Regarding the rationale for using rad mutants for drug screening, several examples support the interest of targeting the DNA damage response for therapeutic intervention. Sensitization of p53-deficient tumor cells has been reached through peptide-mediated inhibition of the human homolog of chk1^Sp (Suganuma et al., 1999) as well as by radiosensitizing agents targeting the human homolog of rad3^Sp or chk1^Sp (Sarkaria et al., 1999).

There are limitations to the use of yeast for pharmacological studies primarily related to the relative resistance of yeast cells to antitumor drugs.

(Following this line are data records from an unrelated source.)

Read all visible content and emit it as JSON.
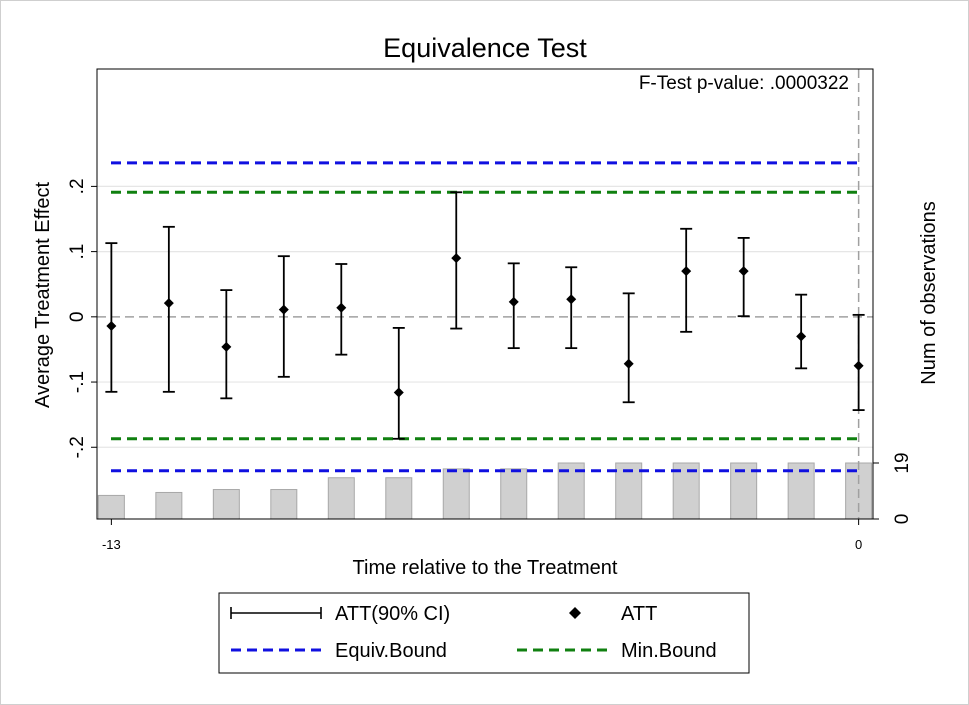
{
  "chart_data": {
    "type": "scatter",
    "title": "Equivalence Test",
    "annotation": "F-Test p-value: .0000322",
    "xlabel": "Time relative to the Treatment",
    "ylabel": "Average Treatment Effect",
    "y2label": "Num of observations",
    "xlim": [
      -13.25,
      0.25
    ],
    "ylim": [
      -0.31,
      0.38
    ],
    "x_tick_labels": [
      "-13",
      "0"
    ],
    "x_tick_values": [
      -13,
      0
    ],
    "y_ticks": [
      -0.2,
      -0.1,
      0,
      0.1,
      0.2
    ],
    "y_tick_labels": [
      "-.2",
      "-.1",
      "0",
      ".1",
      ".2"
    ],
    "y2_ticks": [
      0,
      19
    ],
    "y2_tick_labels": [
      "0",
      "19"
    ],
    "grid": true,
    "legend_position": "bottom",
    "series": [
      {
        "name": "ATT",
        "x": [
          -13,
          -12,
          -11,
          -10,
          -9,
          -8,
          -7,
          -6,
          -5,
          -4,
          -3,
          -2,
          -1,
          0
        ],
        "y": [
          -0.014,
          0.021,
          -0.046,
          0.011,
          0.014,
          -0.116,
          0.09,
          0.023,
          0.027,
          -0.072,
          0.07,
          0.07,
          -0.03,
          -0.075
        ],
        "ci_low": [
          -0.115,
          -0.115,
          -0.125,
          -0.092,
          -0.058,
          -0.187,
          -0.018,
          -0.048,
          -0.048,
          -0.131,
          -0.023,
          0.001,
          -0.079,
          -0.143
        ],
        "ci_high": [
          0.113,
          0.138,
          0.041,
          0.093,
          0.081,
          -0.017,
          0.191,
          0.082,
          0.076,
          0.036,
          0.135,
          0.121,
          0.034,
          0.003
        ]
      }
    ],
    "observations": {
      "x": [
        -13,
        -12,
        -11,
        -10,
        -9,
        -8,
        -7,
        -6,
        -5,
        -4,
        -3,
        -2,
        -1,
        0
      ],
      "values": [
        8,
        9,
        10,
        10,
        14,
        14,
        17,
        17,
        19,
        19,
        19,
        19,
        19,
        19
      ]
    },
    "equiv_bound": [
      -0.236,
      0.236
    ],
    "min_bound": [
      -0.187,
      0.191
    ],
    "reference_lines": {
      "y": 0,
      "x": 0
    },
    "legend": {
      "ci": "ATT(90% CI)",
      "att": "ATT",
      "equiv": "Equiv.Bound",
      "min": "Min.Bound"
    },
    "colors": {
      "points": "#000000",
      "equiv": "#1010e0",
      "min": "#108010",
      "bars": "#d0d0d0",
      "bar_edge": "#a8a8a8",
      "refline": "#a0a0a0",
      "grid": "#e6e6e6"
    }
  }
}
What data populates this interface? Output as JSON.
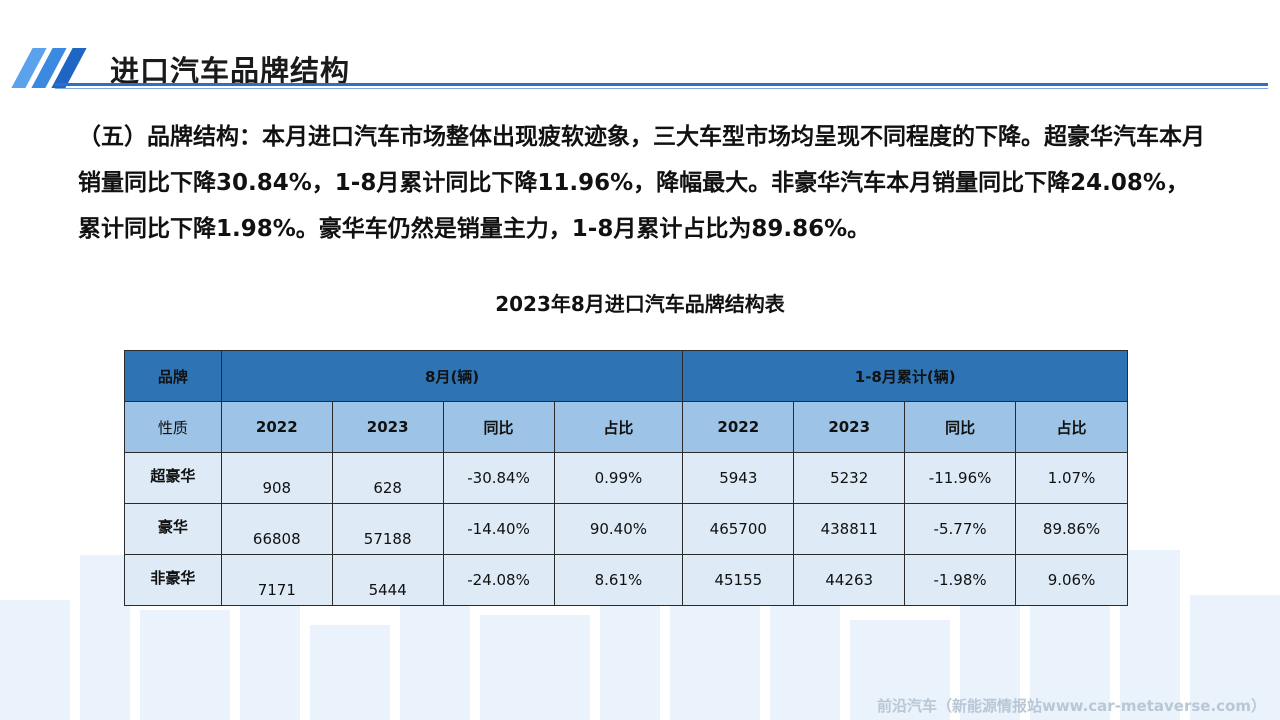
{
  "header": {
    "title": "进口汽车品牌结构"
  },
  "paragraph": "（五）品牌结构：本月进口汽车市场整体出现疲软迹象，三大车型市场均呈现不同程度的下降。超豪华汽车本月销量同比下降30.84%，1-8月累计同比下降11.96%，降幅最大。非豪华汽车本月销量同比下降24.08%，累计同比下降1.98%。豪华车仍然是销量主力，1-8月累计占比为89.86%。",
  "table": {
    "title": "2023年8月进口汽车品牌结构表",
    "head1": {
      "brand": "品牌",
      "month": "8月(辆)",
      "cumulative": "1-8月累计(辆)"
    },
    "head2": {
      "nature": "性质",
      "cols": [
        "2022",
        "2023",
        "同比",
        "占比",
        "2022",
        "2023",
        "同比",
        "占比"
      ]
    },
    "rows": [
      {
        "name": "超豪华",
        "cells": [
          "908",
          "628",
          "-30.84%",
          "0.99%",
          "5943",
          "5232",
          "-11.96%",
          "1.07%"
        ]
      },
      {
        "name": "豪华",
        "cells": [
          "66808",
          "57188",
          "-14.40%",
          "90.40%",
          "465700",
          "438811",
          "-5.77%",
          "89.86%"
        ]
      },
      {
        "name": "非豪华",
        "cells": [
          "7171",
          "5444",
          "-24.08%",
          "8.61%",
          "45155",
          "44263",
          "-1.98%",
          "9.06%"
        ]
      }
    ]
  },
  "footer": {
    "source": "前沿汽车（新能源情报站www.car-metaverse.com）"
  },
  "colors": {
    "accent": "#2f7ed8",
    "header_row": "#2e74b5",
    "subheader_row": "#9dc3e6",
    "data_row": "#deeaf6"
  }
}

While physical agents such as UV or ionizing radiation have been useful for defining the DNA damage response in S. pombe and S. cerevisiae, some DNA-damaging drugs may not affect yeast cells because of the presence of the cell wall or the expression of specific drug transporters (Kolaczkowski and Goffeau, 1997). In other cases, the intrinsic sensitivity of the drug target may be different. Nonetheless, we have provided evidence that S. pombe is a suitable model for studying cellular response to platinum compounds (Perego et al., 1998). Methods have been developed to overcome the problem of penetration including the use of yeast permeability mutants defective in cell wall integrity, as already documented for S. cerevisiae (Nitiss and Wang, 1988). Several studies provide evidence that both S. cerevisiae and S. pombe can be successfully used to study the mechanism of action of topoisomerase-targeted drugs and to identify potential inhibitors of different enzymes or isoenzymes (Eng et al., 1988; Nitiss et al., 1996; Keller et al., 1997; Hammonds et al., 1998; Reid et al., 1998; Van Hille et al., 1999). Genetic manipulations of these systems have also been exploited for investigation of specific aspects of cellular response to alkylating agents or bleomycin (Moore et al., 2000).

Among eukaryotic model organisms, yeast cells are easily approachable by genetic and/or biochemical means and their utility in molecular pharmacology of antitumor agents may be quite broad. In addition to the use of rad mutants resulting from deletion/inactivation of a specific gene function, yeast cells expressing additional genes (e.g., putative drug targets) could be generated, thus allowing several applications including definition of relevant biomolecular interactions and development of target-oriented bioassay systems (Munder and Hinnen, 1999). In addition, genomic approaches for identification of gene products as specific drug targets can be designed in diploid yeast cells in which the dosage of a single gene has been lowered (haploinsufficient phenotype; Giaever et al., 1999). The availability of the entire yeast genome sequence coupled with advanced array technology should allow the development of transcription profiles that monitor cellular responses to specific drugs. This technology could lead to the identification of functional gene products that are potential drug targets or of novel pathways that could be exploited to improve the efficacy of known agents.